SALA SLOT DI VIA PELLICO. RESPINTO ANCHE IL RICORSO TER

I giudici bocciano un’altra volta l’apertura di una sala slot in via Silvio Pellico. È stato respinto dal Tar il ricorso della Food Rich Srl, ed è la terza sentenza che dice no al rilascio dell’autorizzazione per esercitare l’attività in quei locali. Nel 2019 si era già espresso il Tar in primo grado, poi il Consiglio di Stato in appello contro i ricorsi proposti dalla Goldblack Srl per annullare il diniego della Questura di Macerata. La Food Rich è subentrata alla Goldblack ed è tornata in tribunale. I giudici amministrativi, con sentenza del 29 gennaio, hanno di nuovo dato ragione alla Questura di Macerata che insieme al Ministero dell’Interno si è costituita in giudizio mentre è rimasto alla finestra il Comune di Civitanova, spettatore interessato di una vicenda che inizia nel 2018. A dare speranza al privato di poter aggirare la legge regionale n3 de 2017 di contrasto al gioco d’azzardo, che stabilisce in 500 metri la distanza minima tra sale slot e luoghi sensibili, intendendo per tali anche gli sportelli bancomat, è stata la delibera emessa dalla giunta Ciarapica il 9 agosto 2018, la numero 323, che ha introdotto modifiche ai criteri di calcolo della distanza, aggiungendo peraltro una percentuale di tolleranza dell’1%. Con questo nuovo “metro“ la sala slot di via Pellico avrebbe ottenuto il via libera all’apertura. Una misurazione certificata dal settore Urbanistica dell’ufficio tecnico comunale, in contrasto (e il Tar lo sottolinea) con la misurazione effettuata invece dalla polizia municipale di Civitanova che aveva fissato a 478 i metri di distanza tra la sala slot e la banca più vicina. È questo l’atto da cui nascono i ricorsi del 2018 della Goldblack e di conseguenza l’ultimo presentato dalla Food Rich per annullare il diniego del 20 luglio 2021 con cui il questore Trombadore ha negato l’autorizzazione alla sala slot.

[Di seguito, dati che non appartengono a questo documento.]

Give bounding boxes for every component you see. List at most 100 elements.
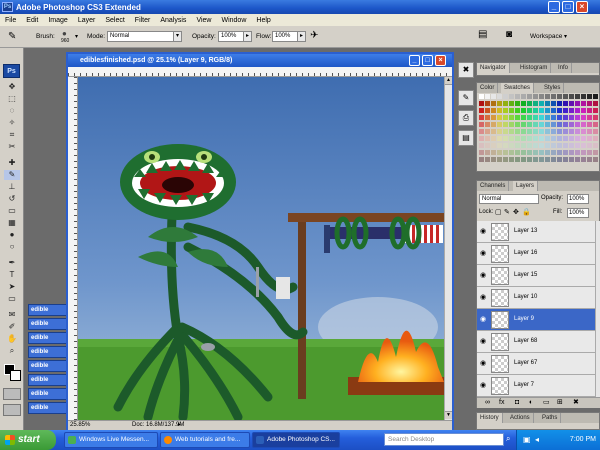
- color-swatch[interactable]: [539, 108, 544, 113]
- color-swatch[interactable]: [551, 150, 556, 155]
- color-swatch[interactable]: [479, 129, 484, 134]
- color-swatch[interactable]: [497, 136, 502, 141]
- color-swatch[interactable]: [527, 157, 532, 162]
- eyedropper-icon[interactable]: ✐: [4, 322, 20, 332]
- search-icon[interactable]: ⌕: [506, 434, 515, 445]
- color-swatch[interactable]: [575, 150, 580, 155]
- chevron-right-icon[interactable]: ▸: [178, 421, 181, 430]
- brush-tool-icon[interactable]: ✎: [4, 170, 20, 180]
- lock-all-icon[interactable]: 🔒: [522, 208, 531, 216]
- color-swatch[interactable]: [497, 122, 502, 127]
- tab-layers[interactable]: Layers: [513, 181, 539, 191]
- color-swatch[interactable]: [479, 101, 484, 106]
- color-swatch[interactable]: [527, 150, 532, 155]
- color-swatch[interactable]: [485, 150, 490, 155]
- minimized-doc[interactable]: edible: [28, 374, 68, 386]
- menu-window[interactable]: Window: [216, 17, 251, 24]
- color-swatch[interactable]: [497, 157, 502, 162]
- color-swatch[interactable]: [587, 157, 592, 162]
- minimized-doc[interactable]: edible: [28, 346, 68, 358]
- layer-row[interactable]: ◉ Layer 67: [477, 353, 595, 375]
- color-swatch[interactable]: [581, 94, 586, 99]
- tab-histogram[interactable]: Histogram: [517, 63, 552, 73]
- color-swatch[interactable]: [581, 129, 586, 134]
- color-swatch[interactable]: [515, 150, 520, 155]
- color-swatch[interactable]: [557, 101, 562, 106]
- brush-preset-icon[interactable]: ●: [62, 29, 74, 38]
- color-swatch[interactable]: [527, 108, 532, 113]
- color-swatch[interactable]: [551, 129, 556, 134]
- color-swatch[interactable]: [551, 143, 556, 148]
- color-swatch[interactable]: [533, 157, 538, 162]
- color-swatch[interactable]: [515, 136, 520, 141]
- tab-channels[interactable]: Channels: [477, 181, 510, 191]
- taskbar-item-browser[interactable]: Web tutorials and fre...: [160, 432, 250, 448]
- color-swatch[interactable]: [539, 136, 544, 141]
- color-swatch[interactable]: [485, 129, 490, 134]
- color-swatch[interactable]: [479, 115, 484, 120]
- color-swatch[interactable]: [593, 157, 598, 162]
- color-swatch[interactable]: [563, 108, 568, 113]
- color-swatch[interactable]: [563, 136, 568, 141]
- layer-fill-field[interactable]: 100%: [567, 208, 589, 218]
- slice-tool-icon[interactable]: ✂: [4, 142, 20, 152]
- color-swatch[interactable]: [557, 122, 562, 127]
- color-swatch[interactable]: [527, 143, 532, 148]
- zoom-level[interactable]: 25.85%: [70, 421, 90, 430]
- color-swatch[interactable]: [497, 150, 502, 155]
- color-swatch[interactable]: [569, 101, 574, 106]
- color-swatch[interactable]: [479, 150, 484, 155]
- color-swatch[interactable]: [521, 157, 526, 162]
- color-swatch[interactable]: [515, 101, 520, 106]
- color-swatch[interactable]: [479, 157, 484, 162]
- scroll-down-icon[interactable]: ▼: [445, 411, 452, 419]
- color-swatch[interactable]: [593, 129, 598, 134]
- minimized-doc[interactable]: edible: [28, 360, 68, 372]
- color-swatch[interactable]: [515, 143, 520, 148]
- color-swatch[interactable]: [551, 122, 556, 127]
- lock-transparency-icon[interactable]: ▢: [495, 208, 502, 216]
- layer-row[interactable]: ◉ Layer 10: [477, 287, 595, 309]
- color-swatch[interactable]: [509, 122, 514, 127]
- color-swatch[interactable]: [527, 122, 532, 127]
- shape-tool-icon[interactable]: ▭: [4, 294, 20, 304]
- layer-row[interactable]: ◉ Layer 68: [477, 331, 595, 353]
- color-swatch[interactable]: [485, 108, 490, 113]
- taskbar-item-messenger[interactable]: Windows Live Messen...: [64, 432, 158, 448]
- color-swatch[interactable]: [491, 143, 496, 148]
- color-swatch[interactable]: [557, 157, 562, 162]
- color-swatch[interactable]: [563, 150, 568, 155]
- color-swatch[interactable]: [551, 101, 556, 106]
- color-swatch[interactable]: [515, 108, 520, 113]
- color-swatch[interactable]: [527, 94, 532, 99]
- color-swatch[interactable]: [587, 108, 592, 113]
- layer-row[interactable]: ◉ Layer 9: [477, 309, 595, 331]
- color-swatch[interactable]: [521, 115, 526, 120]
- color-swatch[interactable]: [593, 101, 598, 106]
- menu-layer[interactable]: Layer: [73, 17, 101, 24]
- adjustment-layer-icon[interactable]: ◐: [529, 398, 533, 408]
- screen-mode-button[interactable]: [3, 404, 21, 416]
- color-swatch[interactable]: [521, 108, 526, 113]
- color-swatch[interactable]: [533, 101, 538, 106]
- menu-file[interactable]: File: [0, 17, 21, 24]
- color-swatch[interactable]: [593, 115, 598, 120]
- color-swatch[interactable]: [509, 115, 514, 120]
- color-swatch[interactable]: [569, 157, 574, 162]
- color-swatch[interactable]: [575, 108, 580, 113]
- color-swatch[interactable]: [497, 101, 502, 106]
- color-swatch[interactable]: [491, 108, 496, 113]
- color-swatch[interactable]: [593, 94, 598, 99]
- layer-comps-icon[interactable]: ▤: [458, 130, 474, 146]
- healing-brush-icon[interactable]: ✚: [4, 158, 20, 168]
- layer-row[interactable]: ◉ Layer 13: [477, 221, 595, 243]
- color-swatch[interactable]: [497, 108, 502, 113]
- color-swatch[interactable]: [569, 94, 574, 99]
- notes-tool-icon[interactable]: ✉: [4, 310, 20, 320]
- color-swatch[interactable]: [569, 150, 574, 155]
- color-swatch[interactable]: [485, 115, 490, 120]
- color-swatch[interactable]: [545, 94, 550, 99]
- color-swatch[interactable]: [563, 129, 568, 134]
- color-swatch[interactable]: [479, 136, 484, 141]
- color-swatch[interactable]: [521, 143, 526, 148]
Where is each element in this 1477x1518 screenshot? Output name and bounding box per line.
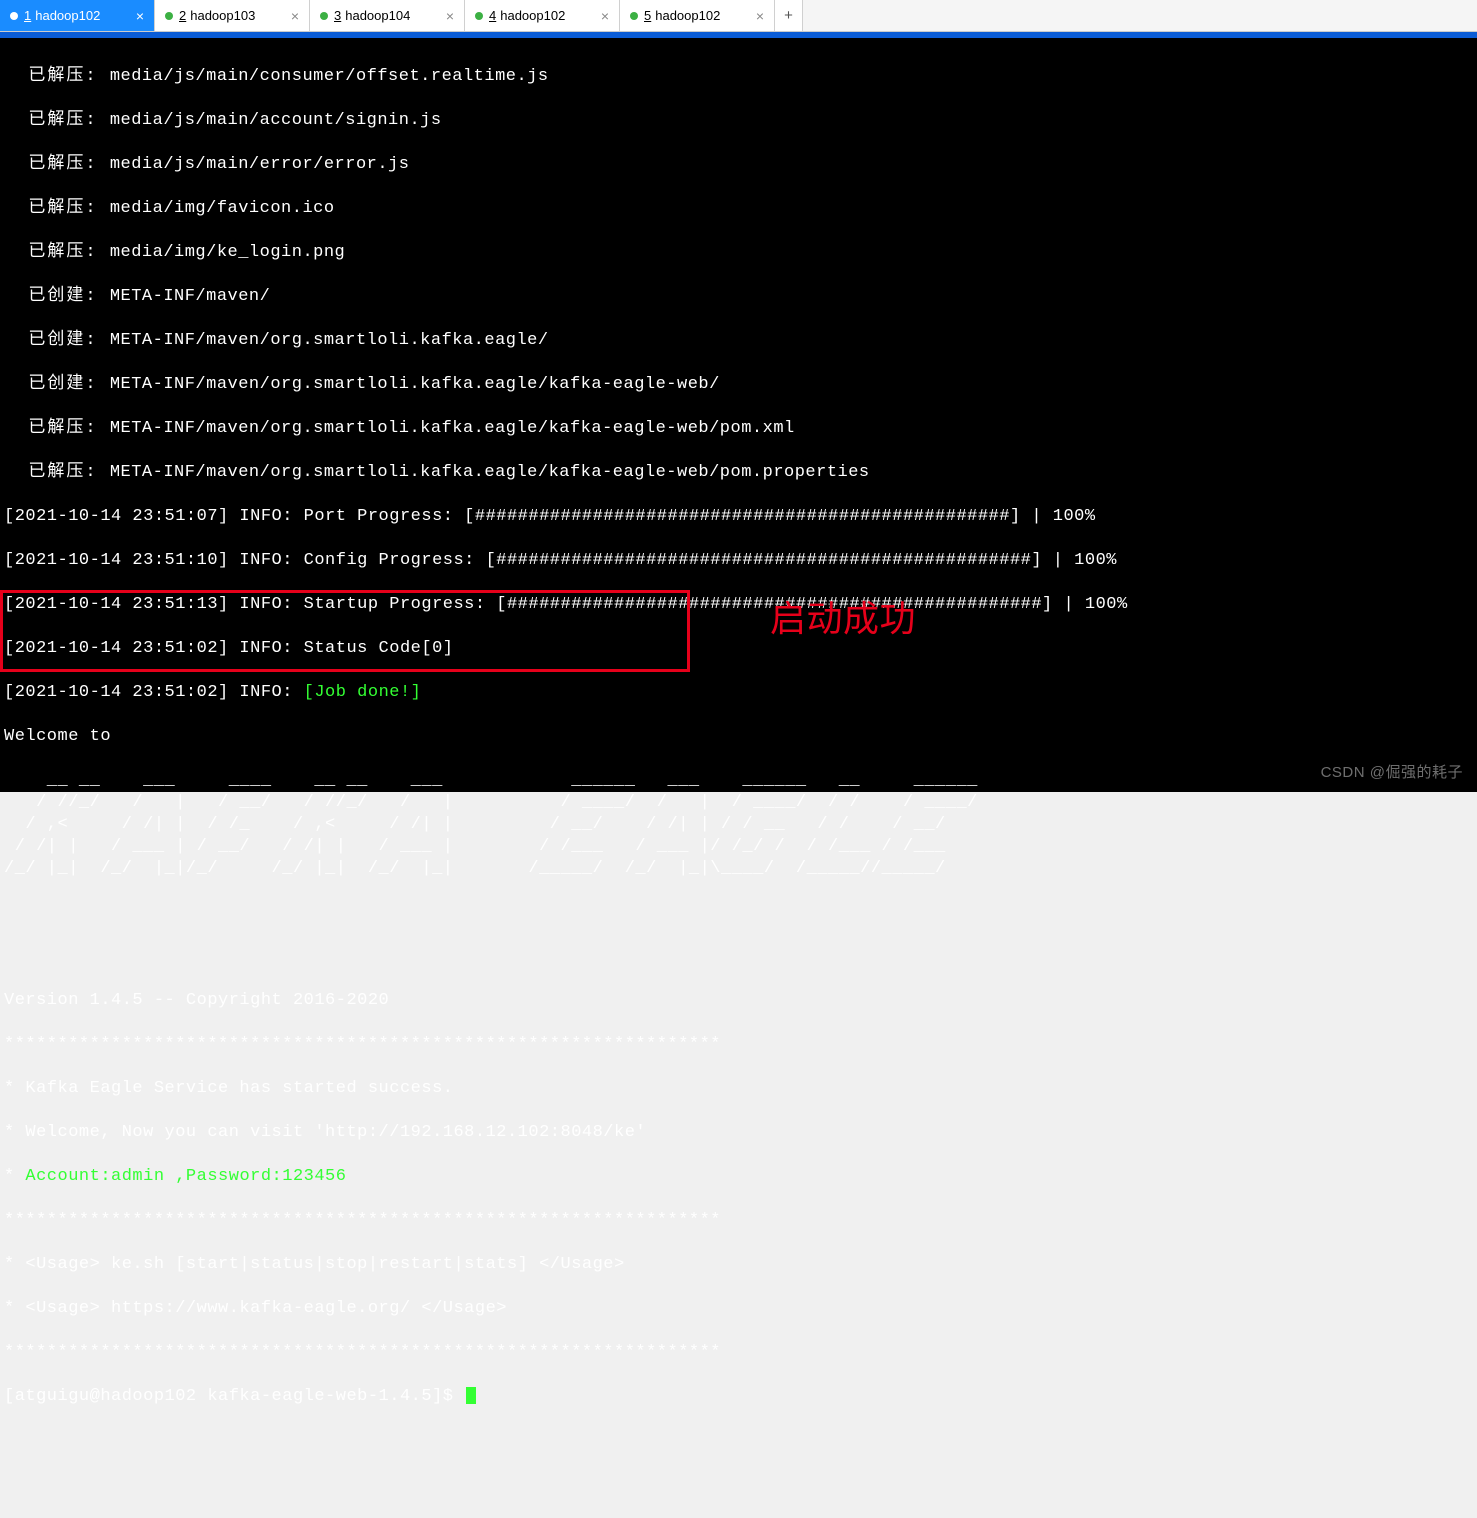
- status-dot-icon: [475, 12, 483, 20]
- tab-1[interactable]: 1 hadoop102 ×: [0, 0, 155, 31]
- extract-line: 已解压: media/img/favicon.ico: [4, 198, 1473, 220]
- usage-line: * <Usage> ke.sh [start|status|stop|resta…: [4, 1254, 1473, 1276]
- tab-number: 5: [644, 8, 651, 23]
- success-annotation-text: 启动成功: [770, 608, 916, 630]
- close-icon[interactable]: ×: [593, 8, 609, 24]
- service-url-line: * Welcome, Now you can visit 'http://192…: [4, 1122, 1473, 1144]
- separator-line: ****************************************…: [4, 1210, 1473, 1232]
- close-icon[interactable]: ×: [438, 8, 454, 24]
- tab-bar: 1 hadoop102 × 2 hadoop103 × 3 hadoop104 …: [0, 0, 1477, 32]
- account-line: * Account:admin ,Password:123456: [4, 1166, 1473, 1188]
- close-icon[interactable]: ×: [748, 8, 764, 24]
- tab-3[interactable]: 3 hadoop104 ×: [310, 0, 465, 31]
- watermark-text: CSDN @倔强的耗子: [1321, 762, 1463, 784]
- usage-line: * <Usage> https://www.kafka-eagle.org/ <…: [4, 1298, 1473, 1320]
- extract-line: 已创建: META-INF/maven/: [4, 286, 1473, 308]
- progress-line: [2021-10-14 23:51:02] INFO: Status Code[…: [4, 638, 1473, 660]
- extract-line: 已解压: META-INF/maven/org.smartloli.kafka.…: [4, 418, 1473, 440]
- status-dot-icon: [630, 12, 638, 20]
- tab-label: hadoop102: [655, 8, 720, 23]
- status-dot-icon: [320, 12, 328, 20]
- add-tab-button[interactable]: +: [775, 0, 803, 31]
- tab-number: 1: [24, 8, 31, 23]
- extract-line: 已解压: media/js/main/consumer/offset.realt…: [4, 66, 1473, 88]
- cursor-icon: [466, 1387, 476, 1404]
- tab-number: 2: [179, 8, 186, 23]
- progress-line: [2021-10-14 23:51:13] INFO: Startup Prog…: [4, 594, 1473, 616]
- tab-4[interactable]: 4 hadoop102 ×: [465, 0, 620, 31]
- tab-number: 3: [334, 8, 341, 23]
- blank-line: [4, 902, 1473, 924]
- ascii-art-banner: __ __ ___ ____ __ __ ___ ______ ___ ____…: [4, 770, 1473, 880]
- job-done-line: [2021-10-14 23:51:02] INFO: [Job done!]: [4, 682, 1473, 704]
- tab-label: hadoop102: [500, 8, 565, 23]
- progress-line: [2021-10-14 23:51:10] INFO: Config Progr…: [4, 550, 1473, 572]
- extract-line: 已解压: META-INF/maven/org.smartloli.kafka.…: [4, 462, 1473, 484]
- welcome-line: Welcome to: [4, 726, 1473, 748]
- tab-5[interactable]: 5 hadoop102 ×: [620, 0, 775, 31]
- version-line: Version 1.4.5 -- Copyright 2016-2020: [4, 990, 1473, 1012]
- tab-label: hadoop103: [190, 8, 255, 23]
- separator-line: ****************************************…: [4, 1342, 1473, 1364]
- extract-line: 已创建: META-INF/maven/org.smartloli.kafka.…: [4, 330, 1473, 352]
- tab-number: 4: [489, 8, 496, 23]
- separator-line: ****************************************…: [4, 1034, 1473, 1056]
- shell-prompt[interactable]: [atguigu@hadoop102 kafka-eagle-web-1.4.5…: [4, 1386, 1473, 1408]
- extract-line: 已解压: media/js/main/account/signin.js: [4, 110, 1473, 132]
- close-icon[interactable]: ×: [283, 8, 299, 24]
- progress-line: [2021-10-14 23:51:07] INFO: Port Progres…: [4, 506, 1473, 528]
- extract-line: 已解压: media/img/ke_login.png: [4, 242, 1473, 264]
- tab-label: hadoop102: [35, 8, 100, 23]
- tab-2[interactable]: 2 hadoop103 ×: [155, 0, 310, 31]
- terminal-output[interactable]: 已解压: media/js/main/consumer/offset.realt…: [0, 38, 1477, 792]
- close-icon[interactable]: ×: [128, 8, 144, 24]
- status-dot-icon: [165, 12, 173, 20]
- extract-line: 已创建: META-INF/maven/org.smartloli.kafka.…: [4, 374, 1473, 396]
- service-started-line: * Kafka Eagle Service has started succes…: [4, 1078, 1473, 1100]
- status-dot-icon: [10, 12, 18, 20]
- tab-label: hadoop104: [345, 8, 410, 23]
- extract-line: 已解压: media/js/main/error/error.js: [4, 154, 1473, 176]
- blank-line: [4, 946, 1473, 968]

Il Tar, nel dare ragione alla questura, rileva “il conflitto di vedute che si è registrato tra due uffici del Comune” e nel merito delle misurazioni differenti, per i giudici valgono le sentenze precedenti e quindi la questura “doveva legittimamente fare riferimento alla misurazione fatta dalla polizia municipale”. Una sentenza che boccia pesantemente l’operato della giunta e dei tecnici che l’hanno adottata per gestire la vicenda della sala slot di via Pellico. Una delibera affossata da tre tribunali.